Contraintes sur l’appareil locomoteur, bruit et substances dangereuses, cadences infernales: au lendemain des vacances estivales, comment renouer avec une routine laborieuse sans risquer de ruiner sa santé? Comment s’assurer qu’on ne perde pas sa vie à la gagner? Une question pertinente pour nombre de personnes actives affectées par leur emploi. Selon la troisième enquête européenne sur les conditions de travail menée en 2021 auprès de 71000 personnes et à laquelle a participé le Secrétariat d’Etat à l’économie, près d’un Suisse sur quatre estime que son job menace sa sécurité ou sa santé. Ces risques se révèlent particulièrement aigus dans les branches de la construction, de l’industrie et dans le secteur des soins. Plus de la moitié des travailleuses et des travailleuses (55%) souffrent de douleurs engendrées par des mouvements répétitifs, des positions fatigantes ou encore le déplacement et le port de lourdes charges. Avec notamment pour corollaire des maux de dos et de tête, des douleurs musculaires et, partant, une baisse de la qualité de vie. Si la part des Suisses concernés par ces problèmes se révèle moins élevée que celle de leurs homologues dans les pays voisins, les Helvètes sont en revanche confrontés à des cadences de travail parmi les plus élevées d’Europe. Une information renforçant le cliché de l’Helvète bosseur et dévoué à son activité professionnelle. Mais à quel prix? La pression du temps et des délais soumet aux dangers du stress près de 60% des salariés dans nos frontières contre 49% en moyenne sur le Vieux-Continent. Une situation largement répertoriée sur les chantiers et particulièrement inquiétante pour les ouvriers qui y sont exposés. Plus d’un tiers des salariés (36% contre 29% en Europe) triment par ailleurs en dehors des horaires de travail alors même que le temps hebdomadaire, quelque 42 heures, s’avère déjà élevé. La quête d’une productivité constamment accrue motivée par la course effrénée aux profits dicte ainsi le tempo. Sans égards pour les classes laborieuses qui s’épuisent physiquement et émotionnellement. Et qui ne bénéficient jamais ou presque d’un retour à la hauteur des efforts fournis.

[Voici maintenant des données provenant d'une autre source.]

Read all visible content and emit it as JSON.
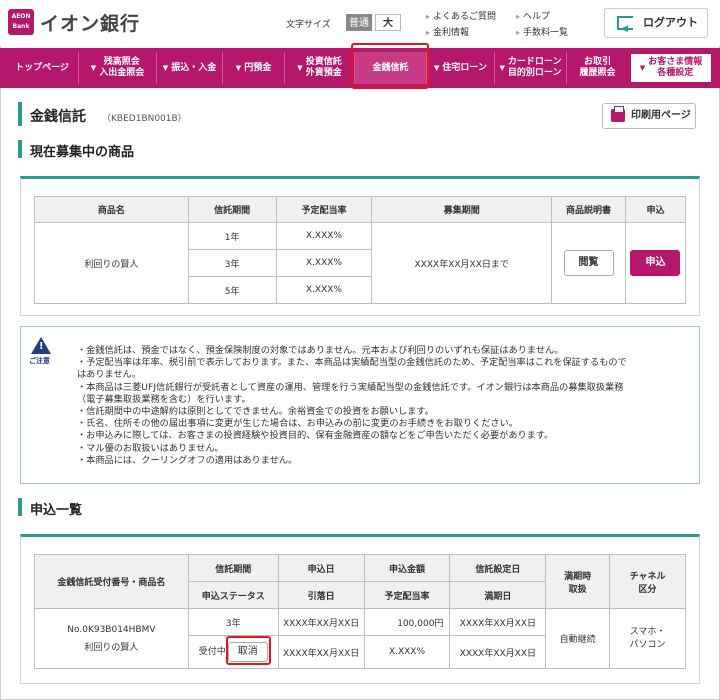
{
  "header": {
    "logo_small": "AEON Bank",
    "logo_text": "イオン銀行",
    "font_size_label": "文字サイズ",
    "font_normal": "普通",
    "font_large": "大",
    "links": [
      "よくあるご質問",
      "ヘルプ",
      "金利情報",
      "手数料一覧"
    ],
    "logout": "ログアウト"
  },
  "nav": {
    "items": [
      {
        "label": "トップページ"
      },
      {
        "label": "残高照会\n入出金照会"
      },
      {
        "label": "振込・入金"
      },
      {
        "label": "円預金"
      },
      {
        "label": "投資信託\n外貨預金"
      },
      {
        "label": "金銭信託"
      },
      {
        "label": "住宅ローン"
      },
      {
        "label": "カードローン\n目的別ローン"
      },
      {
        "label": "お取引\n履歴照会"
      },
      {
        "label": "お客さま情報\n各種設定"
      }
    ]
  },
  "page": {
    "title": "金銭信託",
    "code": "（KBED1BN001B）",
    "print_button": "印刷用ページ"
  },
  "products": {
    "section_title": "現在募集中の商品",
    "headers": [
      "商品名",
      "信託期間",
      "予定配当率",
      "募集期間",
      "商品説明書",
      "申込"
    ],
    "name": "利回りの賢人",
    "rows": [
      {
        "period": "1年",
        "rate": "X.XXX%"
      },
      {
        "period": "3年",
        "rate": "X.XXX%"
      },
      {
        "period": "5年",
        "rate": "X.XXX%"
      }
    ],
    "recruit_period": "XXXX年XX月XX日まで",
    "view_button": "閲覧",
    "apply_button": "申込"
  },
  "notice": {
    "label": "ご注意",
    "lines": [
      "・金銭信託は、預金ではなく、預金保険制度の対象ではありません。元本および利回りのいずれも保証はありません。",
      "・予定配当率は年率、税引前で表示しております。また、本商品は実績配当型の金銭信託のため、予定配当率はこれを保証するもので",
      "はありません。",
      "・本商品は三菱UFJ信託銀行が受託者として資産の運用、管理を行う実績配当型の金銭信託です。イオン銀行は本商品の募集取扱業務",
      "（電子募集取扱業務を含む）を行います。",
      "・信託期間中の中途解約は原則としてできません。余裕資金での投資をお願いします。",
      "・氏名、住所その他の届出事項に変更が生じた場合は、お申込みの前に変更のお手続きをお取りください。",
      "・お申込みに際しては、お客さまの投資経験や投資目的、保有金融資産の額などをご申告いただく必要があります。",
      "・マル優のお取扱いはありません。",
      "・本商品には、クーリングオフの適用はありません。"
    ]
  },
  "applications": {
    "section_title": "申込一覧",
    "headers": {
      "id_name": "金銭信託受付番号・商品名",
      "period": "信託期間",
      "status_h": "申込ステータス",
      "apply_date": "申込日",
      "withdraw_date": "引落日",
      "amount": "申込金額",
      "rate": "予定配当率",
      "setup_date": "信託設定日",
      "maturity_date": "満期日",
      "maturity_handling": "満期時\n取扱",
      "channel": "チャネル\n区分"
    },
    "row": {
      "id": "No.0K93B014HBMV",
      "name": "利回りの賢人",
      "period": "3年",
      "status": "受付中",
      "cancel": "取消",
      "apply_date": "XXXX年XX月XX日",
      "withdraw_date": "XXXX年XX月XX日",
      "amount": "100,000円",
      "rate": "X.XXX%",
      "setup_date": "XXXX年XX月XX日",
      "maturity_date": "XXXX年XX月XX日",
      "maturity_handling": "自動継続",
      "channel": "スマホ・\nパソコン"
    }
  },
  "colors": {
    "brand": "#b5176b",
    "accent": "#2a9a8a",
    "alert": "#e8141b"
  }
}
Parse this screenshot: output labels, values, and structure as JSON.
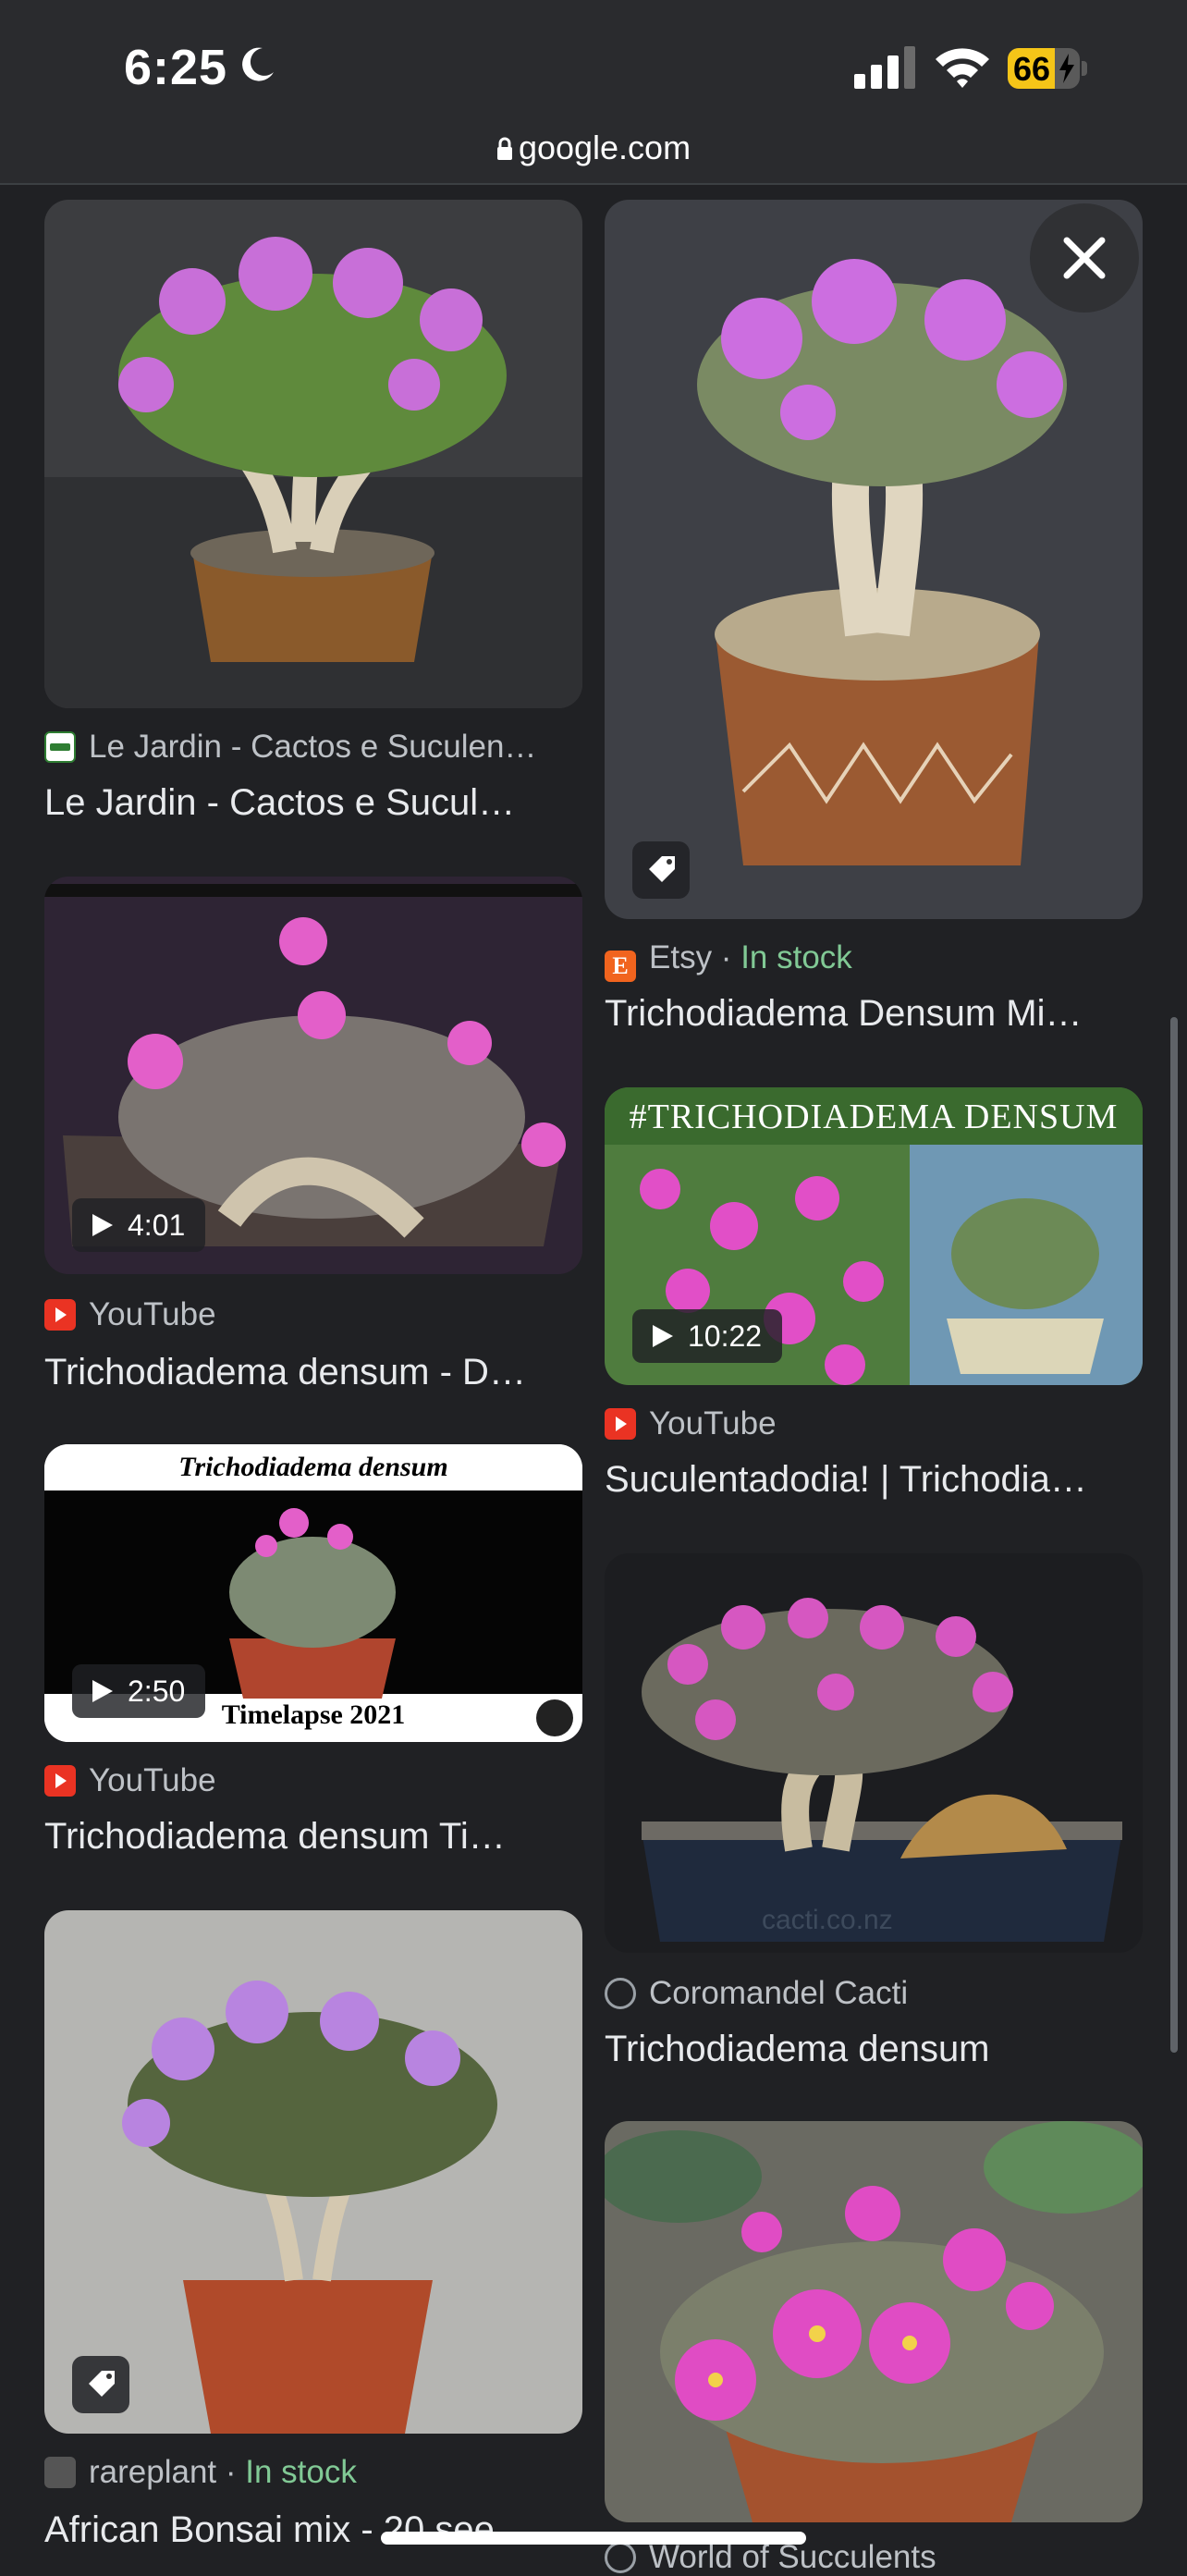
{
  "status": {
    "time": "6:25",
    "battery_level": "66",
    "battery_fraction": 0.66
  },
  "browser": {
    "url": "google.com"
  },
  "colors": {
    "background": "#202124",
    "in_stock": "#81c995",
    "youtube": "#ea3323",
    "etsy": "#f1641e"
  },
  "results": [
    {
      "source": "Le Jardin - Cactos e Suculen…",
      "title": "Le Jardin - Cactos e Sucul…"
    },
    {
      "source": "YouTube",
      "title": "Trichodiadema densum - D…",
      "duration": "4:01"
    },
    {
      "source": "YouTube",
      "title": "Trichodiadema densum Ti…",
      "duration": "2:50",
      "image_text_top": "Trichodiadema densum",
      "image_text_bottom": "Timelapse 2021"
    },
    {
      "source": "rareplant",
      "stock": "In stock",
      "title": "African Bonsai mix - 20 see…"
    },
    {
      "source": "Etsy",
      "stock": "In stock",
      "title": "Trichodiadema Densum Mi…"
    },
    {
      "source": "YouTube",
      "title": "Suculentadodia! | Trichodia…",
      "duration": "10:22",
      "image_text_top": "#TRICHODIADEMA DENSUM"
    },
    {
      "source": "Coromandel Cacti",
      "title": "Trichodiadema densum",
      "image_watermark": "cacti.co.nz"
    },
    {
      "source": "World of Succulents",
      "title": ""
    }
  ],
  "separator": " · ",
  "icons": [
    "moon-icon",
    "signal-icon",
    "wifi-icon",
    "battery-icon",
    "lock-icon",
    "close-icon",
    "play-icon",
    "tag-icon",
    "youtube-icon",
    "etsy-icon",
    "globe-icon"
  ]
}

Les employés suisses sont par ailleurs plus souvent sollicités que la moyenne européenne lors de leur temps libre pour répondre à des exigences professionnelles. Qu’importe les congés, les plages supposées être réservées à la famille, aux relations, aux loisirs ou simplement à un indispensable repos régénérateur: nombre d’employeurs n’hésitent pas à réclamer toujours plus de leurs collaborateurs, à bafouer leur droit à la déconnexion; nombre de salariés acceptent de leur côté de prendre sur eux, de courber davantage l’échine et plus longtemps. Par peur de perdre leur place, parce que le travail et la ponctualité sont des valeurs helvétiques cardinales, par sentiment de devoir moral, par besoin de reconnaissance?... Quelles que soient les raisons, elles s’avèrent problématiques puisqu’elles menacent la santé et l’indispensable équilibre entre vie professionnelle et vie privée.

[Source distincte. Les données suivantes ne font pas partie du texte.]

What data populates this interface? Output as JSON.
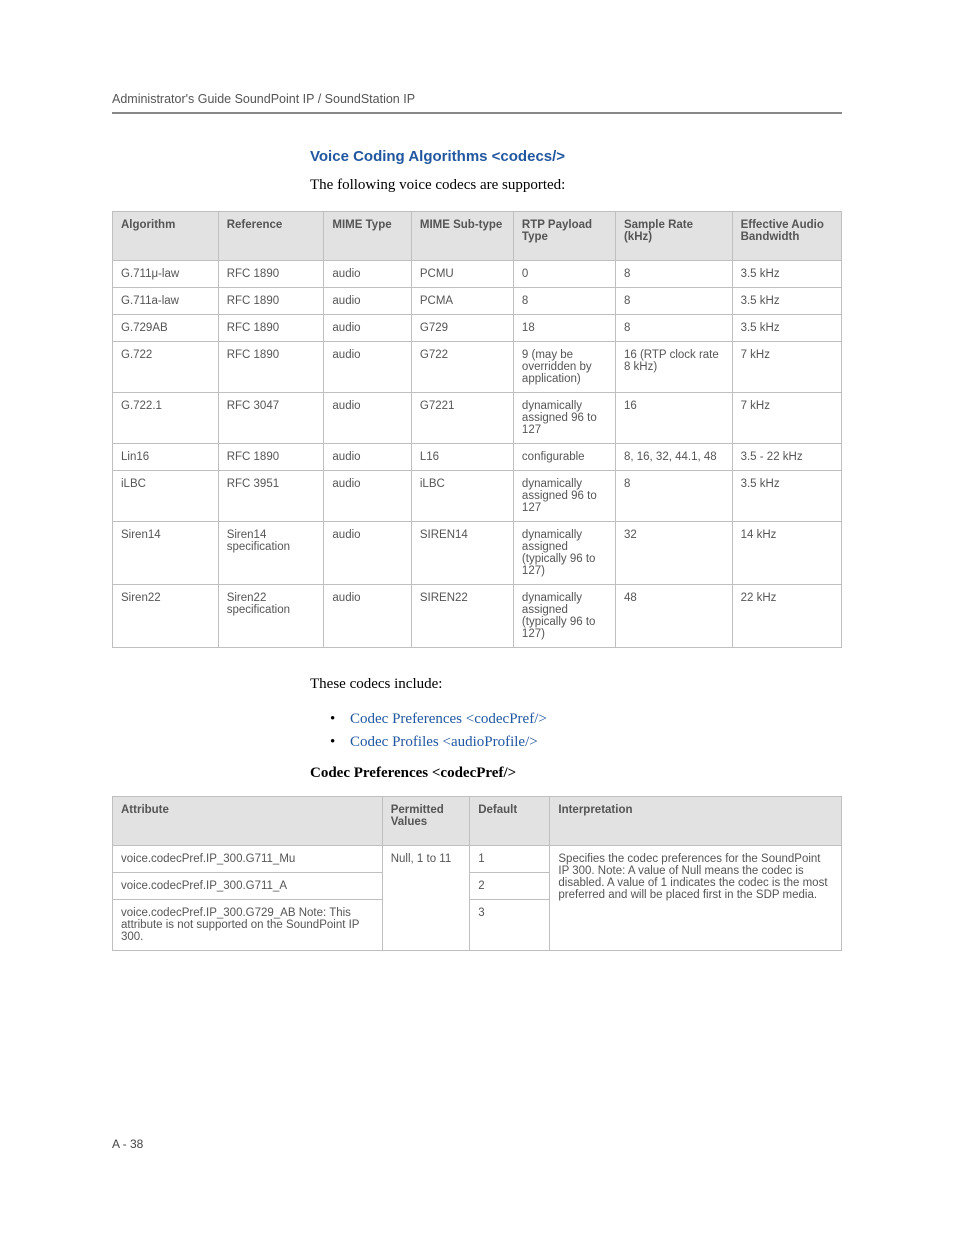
{
  "running_head": "Administrator's Guide SoundPoint IP / SoundStation IP",
  "section_title": "Voice Coding Algorithms <codecs/>",
  "intro_text": "The following voice codecs are supported:",
  "codec_table": {
    "headers": [
      "Algorithm",
      "Reference",
      "MIME Type",
      "MIME Sub-type",
      "RTP Payload Type",
      "Sample Rate (kHz)",
      "Effective Audio Bandwidth"
    ],
    "rows": [
      [
        "G.711μ-law",
        "RFC 1890",
        "audio",
        "PCMU",
        "0",
        "8",
        "3.5 kHz"
      ],
      [
        "G.711a-law",
        "RFC 1890",
        "audio",
        "PCMA",
        "8",
        "8",
        "3.5 kHz"
      ],
      [
        "G.729AB",
        "RFC 1890",
        "audio",
        "G729",
        "18",
        "8",
        "3.5 kHz"
      ],
      [
        "G.722",
        "RFC 1890",
        "audio",
        "G722",
        "9 (may be overridden by application)",
        "16 (RTP clock rate 8 kHz)",
        "7 kHz"
      ],
      [
        "G.722.1",
        "RFC 3047",
        "audio",
        "G7221",
        "dynamically assigned 96 to 127",
        "16",
        "7 kHz"
      ],
      [
        "Lin16",
        "RFC 1890",
        "audio",
        "L16",
        "configurable",
        "8, 16, 32, 44.1, 48",
        "3.5 - 22 kHz"
      ],
      [
        "iLBC",
        "RFC 3951",
        "audio",
        "iLBC",
        "dynamically assigned 96 to 127",
        "8",
        "3.5 kHz"
      ],
      [
        "Siren14",
        "Siren14 specification",
        "audio",
        "SIREN14",
        "dynamically assigned (typically 96 to 127)",
        "32",
        "14 kHz"
      ],
      [
        "Siren22",
        "Siren22 specification",
        "audio",
        "SIREN22",
        "dynamically assigned (typically 96 to 127)",
        "48",
        "22 kHz"
      ]
    ]
  },
  "these_include": "These codecs include:",
  "links": [
    "Codec Preferences <codecPref/>",
    "Codec Profiles <audioProfile/>"
  ],
  "sub_heading": "Codec Preferences <codecPref/>",
  "pref_table": {
    "headers": [
      "Attribute",
      "Permitted Values",
      "Default",
      "Interpretation"
    ],
    "rows": [
      {
        "attr": "voice.codecPref.IP_300.G711_Mu",
        "permitted": {
          "text": "Null, 1 to 11",
          "rowspan": 3
        },
        "default": "1",
        "interp": {
          "text": "Specifies the codec preferences for the SoundPoint IP 300. Note: A value of Null means the codec is disabled. A value of 1 indicates the codec is the most preferred and will be placed first in the SDP media.",
          "rowspan": 3
        }
      },
      {
        "attr": "voice.codecPref.IP_300.G711_A",
        "default": "2"
      },
      {
        "attr": "voice.codecPref.IP_300.G729_AB Note: This attribute is not supported on the SoundPoint IP 300.",
        "default": "3"
      }
    ]
  },
  "page_number": "A - 38"
}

Au regard des résultats de l’enquête, les patrons doivent prendre leurs responsabilités. Aménager des journées et des semaines de travail plus courtes. Mettre un terme aux contraintes physiques et psychosociales. Et consulter les employés sur ces dernières questions, comme le prescrit la loi. Un impératif qui n’est jamais, selon l’étude, respecté pour un tiers des effectifs. En parfaite violation des droits fondamentaux. A l’heure où le pays affronte une pénurie de main-d’œuvre dans plusieurs secteurs, avec l’arrivée de nouvelles générations d’actifs qui misent sur des postes à valeur ajoutée en termes de conditions de travail, il est plus que jamais nécessaire de repenser les modalités d’emploi. Si tous les salariés n’ont pas la possibilité de s’épanouir dans une profession, garantir leur sécurité et leur santé à leur poste est un devoir des employeurs. Un minimum.